Predictive Value of Preoperative Electrocardiography for Perioperative Cardiovascular Outcomes in Patients Undergoing Noncardiac, Nonvascular Surgery
Article first published online: 6 NOV 2011
© 2011 Wiley Periodicals, Inc.
Volume 35, Issue 8, pages 494–499, August 2012
How to Cite
Biteker, M., Duman, D. and Tekkeşin, A. İ. (2012), Predictive Value of Preoperative Electrocardiography for Perioperative Cardiovascular Outcomes in Patients Undergoing Noncardiac, Nonvascular Surgery. Clin Cardiol, 35: 494–499. doi: 10.1002/clc.21003
- Issue published online: 3 AUG 2012
- Article first published online: 6 NOV 2011
- Manuscript Accepted: 25 SEP 2011
- Manuscript Received: 6 AUG 2011
The utility of routine preoperative electrocardiography (ECG) for assessing perioperative cardiovascular risk in patients undergoing noncardiac, nonvascular surgery (NCNVS) is unclear.
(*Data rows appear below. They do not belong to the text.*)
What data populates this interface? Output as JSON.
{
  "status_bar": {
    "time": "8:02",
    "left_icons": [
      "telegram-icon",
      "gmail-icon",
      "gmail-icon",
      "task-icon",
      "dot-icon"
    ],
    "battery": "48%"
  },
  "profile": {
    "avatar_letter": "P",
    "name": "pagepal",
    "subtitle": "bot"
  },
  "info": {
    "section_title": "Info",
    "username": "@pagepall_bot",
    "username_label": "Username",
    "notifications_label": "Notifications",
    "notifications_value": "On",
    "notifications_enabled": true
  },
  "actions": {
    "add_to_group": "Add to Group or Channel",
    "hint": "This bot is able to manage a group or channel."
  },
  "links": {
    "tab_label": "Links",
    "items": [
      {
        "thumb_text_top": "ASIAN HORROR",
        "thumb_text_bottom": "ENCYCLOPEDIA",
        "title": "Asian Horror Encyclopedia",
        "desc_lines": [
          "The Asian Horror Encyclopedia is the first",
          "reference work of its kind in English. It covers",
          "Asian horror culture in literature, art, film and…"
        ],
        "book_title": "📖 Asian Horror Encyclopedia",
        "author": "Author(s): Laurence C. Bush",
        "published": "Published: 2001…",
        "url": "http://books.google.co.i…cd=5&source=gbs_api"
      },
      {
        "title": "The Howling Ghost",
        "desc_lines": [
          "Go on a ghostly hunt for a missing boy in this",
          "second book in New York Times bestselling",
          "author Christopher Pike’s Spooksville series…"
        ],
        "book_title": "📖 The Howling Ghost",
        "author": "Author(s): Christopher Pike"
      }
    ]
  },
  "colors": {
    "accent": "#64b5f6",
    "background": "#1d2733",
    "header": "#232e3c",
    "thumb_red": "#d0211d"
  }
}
There would be an association between preoperative ECG and perioperative cardiovascular outcomes in patients undergoing NCNVS.
A total of 660 patients undergoing NCNVS were prospectively evaluated. Patients age >18 years who underwent an elective, nonday case, open surgical procedure were enrolled. Troponin I concentrations and 12-lead ECG were evaluated the day before surgery, immediately after surgery, and on the first 5 postoperative days. Preoperative ECG showing atrial fibrillation, left or right bundle branch block, left ventricular hypertrophy, frequent premature ventricular complexes, pacemaker rhythm, Q-wave, ST-segment changes, or sinus tachycardia or bradycardia were classified as abnormal. The patients were followed up during hospitalization and were evaluated for the presence of perioperative cardiovascular events (PCE).
Eighty patients (12.1%) experienced PCE. Patients with abnormal ECG findings had a greater incidence of PCE than those with normal ECG results (16% vs 6.4%; P < 0.001). Mean QTc interval was significantly longer in the patients who had PCE (436.6 ± 31.4 vs 413.3 ± 16.7 ms; P < 0.001). Univariate analysis showed a significant association between preoperative atrial fibrillation, pacemaker rhythm, ST-segment changes, QTc prolongation, and in-hospital PCE. However, only QTc prolongation (odds ratio: 1.15, 95% confidence interval: 1.06-1.2, P < 0.001) was an independent predictor of PCE according to the multivariate analysis. Every 10-ms increase in QTc interval was related to a 13% increase for PCE.
Prolongation of the QTc interval on the preoperative ECG was related with PCE in patients undergoing NCNVS. © 2011 Wiley Periodicals, Inc.
The authors have no funding, financial relationships, or conflicts of interest to disclose.